In our business, one of the most frustrating things to see is a customer who owes a lot and can only pay the minimums, but is still unwilling to give up even a little bit of their credit to get out of debt and save money. I just helped a customer from the South Side of Chicago who owed $40,000 in credit card debt. His interest rates were 29%, and he could only make the minimum payments, which in his case added up to $1700. When he tried to convince the creditors to lower the rates, they just told him that his credit report showed he had too much debt, so they had to charge him a higher interest rate. Even though his credit score was in the high 600s, he was turned down for a home equity loan for the same reason. But he laughed when I told him that our debt settlement programme might hurt his credit. There was no way he could ever do something bad to his credit. At the end of our conversation, I tried to refer him to our affiliate credit counselling company, but he wasn't interested because joining a debt management plan would hurt his credit. His choice to keep making the minimum payments will cost him more than $20,000 a year and may prevent his young children from going to a four-year college, if not more.
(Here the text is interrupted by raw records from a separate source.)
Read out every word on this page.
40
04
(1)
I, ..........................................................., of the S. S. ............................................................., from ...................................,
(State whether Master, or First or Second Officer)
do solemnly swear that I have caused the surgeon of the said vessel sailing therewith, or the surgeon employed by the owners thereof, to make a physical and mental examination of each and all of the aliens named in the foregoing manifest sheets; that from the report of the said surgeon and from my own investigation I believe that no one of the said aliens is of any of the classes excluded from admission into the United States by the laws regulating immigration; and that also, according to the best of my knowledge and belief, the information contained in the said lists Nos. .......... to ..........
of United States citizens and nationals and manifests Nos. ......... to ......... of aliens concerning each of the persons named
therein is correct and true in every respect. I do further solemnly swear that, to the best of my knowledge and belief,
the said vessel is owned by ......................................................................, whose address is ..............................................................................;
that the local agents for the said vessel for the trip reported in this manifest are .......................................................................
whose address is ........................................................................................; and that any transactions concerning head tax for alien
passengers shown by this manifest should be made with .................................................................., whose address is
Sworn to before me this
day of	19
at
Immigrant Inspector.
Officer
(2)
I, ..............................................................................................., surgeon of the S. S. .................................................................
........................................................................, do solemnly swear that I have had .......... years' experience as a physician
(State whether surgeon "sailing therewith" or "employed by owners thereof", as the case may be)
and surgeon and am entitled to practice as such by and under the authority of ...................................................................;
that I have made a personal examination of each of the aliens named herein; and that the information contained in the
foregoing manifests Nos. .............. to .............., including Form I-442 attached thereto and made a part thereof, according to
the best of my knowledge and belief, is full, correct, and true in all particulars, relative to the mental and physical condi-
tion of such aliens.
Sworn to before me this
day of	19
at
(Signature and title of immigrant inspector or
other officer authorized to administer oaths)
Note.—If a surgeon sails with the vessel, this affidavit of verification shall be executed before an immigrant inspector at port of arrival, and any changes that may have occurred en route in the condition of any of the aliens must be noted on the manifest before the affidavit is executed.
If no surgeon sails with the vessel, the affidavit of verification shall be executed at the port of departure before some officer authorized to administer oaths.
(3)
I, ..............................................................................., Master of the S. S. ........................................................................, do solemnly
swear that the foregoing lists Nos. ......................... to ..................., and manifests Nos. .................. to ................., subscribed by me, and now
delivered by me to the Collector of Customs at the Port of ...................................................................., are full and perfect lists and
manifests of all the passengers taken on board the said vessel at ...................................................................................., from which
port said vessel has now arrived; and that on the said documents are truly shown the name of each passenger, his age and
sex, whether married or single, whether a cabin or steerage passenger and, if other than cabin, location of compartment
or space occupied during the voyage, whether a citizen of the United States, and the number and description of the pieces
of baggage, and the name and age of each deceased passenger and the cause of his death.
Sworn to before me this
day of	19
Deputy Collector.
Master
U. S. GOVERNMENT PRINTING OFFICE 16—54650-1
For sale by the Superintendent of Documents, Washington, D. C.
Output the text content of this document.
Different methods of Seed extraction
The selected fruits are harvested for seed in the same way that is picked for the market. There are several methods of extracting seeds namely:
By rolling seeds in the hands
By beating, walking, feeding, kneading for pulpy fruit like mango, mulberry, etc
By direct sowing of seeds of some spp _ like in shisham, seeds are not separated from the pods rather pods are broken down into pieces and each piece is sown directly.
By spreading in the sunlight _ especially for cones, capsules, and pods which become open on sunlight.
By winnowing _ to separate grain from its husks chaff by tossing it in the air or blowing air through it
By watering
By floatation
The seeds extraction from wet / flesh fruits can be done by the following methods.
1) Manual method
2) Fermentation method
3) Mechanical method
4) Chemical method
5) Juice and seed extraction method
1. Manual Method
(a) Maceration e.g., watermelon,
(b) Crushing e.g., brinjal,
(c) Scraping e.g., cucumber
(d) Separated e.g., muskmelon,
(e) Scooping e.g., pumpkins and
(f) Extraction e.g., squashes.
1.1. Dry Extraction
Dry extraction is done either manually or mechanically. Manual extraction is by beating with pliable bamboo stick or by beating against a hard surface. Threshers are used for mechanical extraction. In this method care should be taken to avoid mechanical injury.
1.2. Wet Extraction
By not being reasonable and realistic about how debt settlement would affect his credit, this person made his financial situation much worse. He didn't think of his credit score as a way to save money by getting lower interest rates on loans. Instead, he thought of it as a way to show where he was in life. He probably thought about a bad credit score like someone in the Middle Ages might have thought about being kicked out of the church or like a 14-year-old might feel about not being in the "in crowd" at school.
I urge you to look at your options for getting out of debt in a realistic way when you are thinking about them. When I compare debt settlement to the other choices most people have, I think of a famous Winston Churchill quote about democracy:
Debt settlement is the worst way to deal with debt, besides all the other ways.